Crippen has "a knack for matching wits with satellite data and coming up
with unforeseen data," wrote documentarian Nicholas Clapp in his book about
the search for the lost city of Ubar. In 1986, Crippen and JPL colleague Ron
Blom manipulated Landsat images to reveal an ancient road, a caravan route
through the Arabian desert, that helped lead to the rediscovery of the
fabled walled city.

A few years later, thinking about what you can and cannot see from a
satellite led Crippen to find a way to show the motion of an earthquake
fault with satellite imagery for the first time. "I got to thinking that if
the ground moved, you might be able to see it in satellite pictures even if
the pixels, the digital dots that make up a satellite image, are larger than
the movement. We needed the right earthquake to test the idea," he said.

The 1992 Landers quake was such an earthquake. "The Spot satellite provides
a 10-meter resolution (each pixel in the image represents an area 10 meters
or 33 feet across), and the earthquake created several fault offsets of
three to five meters (10 to 16 feet). "By "flickering" an image of the
region from before the earthquake with one taken afterwards, you’re able to
see the effect," said Crippen. The result was the first visual observation
of fault motion from space.

Recently, Crippen and Ron Blom devised a new way of processing satellite
images that "removes" vegetation to reveal the rocks below. With some
sophisticated tweaking, they can, in effect, look through the trees in an
image to see what would otherwise be obscured by the forest canopy.

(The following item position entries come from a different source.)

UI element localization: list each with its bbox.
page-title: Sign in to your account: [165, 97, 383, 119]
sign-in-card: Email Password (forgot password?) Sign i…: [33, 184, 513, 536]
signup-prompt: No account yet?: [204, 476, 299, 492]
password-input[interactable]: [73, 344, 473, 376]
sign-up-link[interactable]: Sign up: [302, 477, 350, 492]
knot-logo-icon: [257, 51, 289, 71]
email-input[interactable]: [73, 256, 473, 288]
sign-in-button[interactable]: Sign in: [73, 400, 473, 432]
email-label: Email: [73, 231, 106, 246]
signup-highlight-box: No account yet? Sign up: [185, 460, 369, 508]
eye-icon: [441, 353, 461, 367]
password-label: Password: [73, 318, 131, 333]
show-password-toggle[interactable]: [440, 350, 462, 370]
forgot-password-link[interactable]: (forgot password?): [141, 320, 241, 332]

"When I began my career in the 1970s, we had simple crude images to work
with. Now we’re seeing the Earth in ways we’ve never seen it before. We
always wanted more detail, more spectral bands. Now from space we can see
small ground movements and can identify minerals and plants by their
distinctive ‘colors’ in visible and invisible light. A lot of what we
dreamed about 20 years ago has come true," said Crippen. "This is the golden
age of Earth observation from space."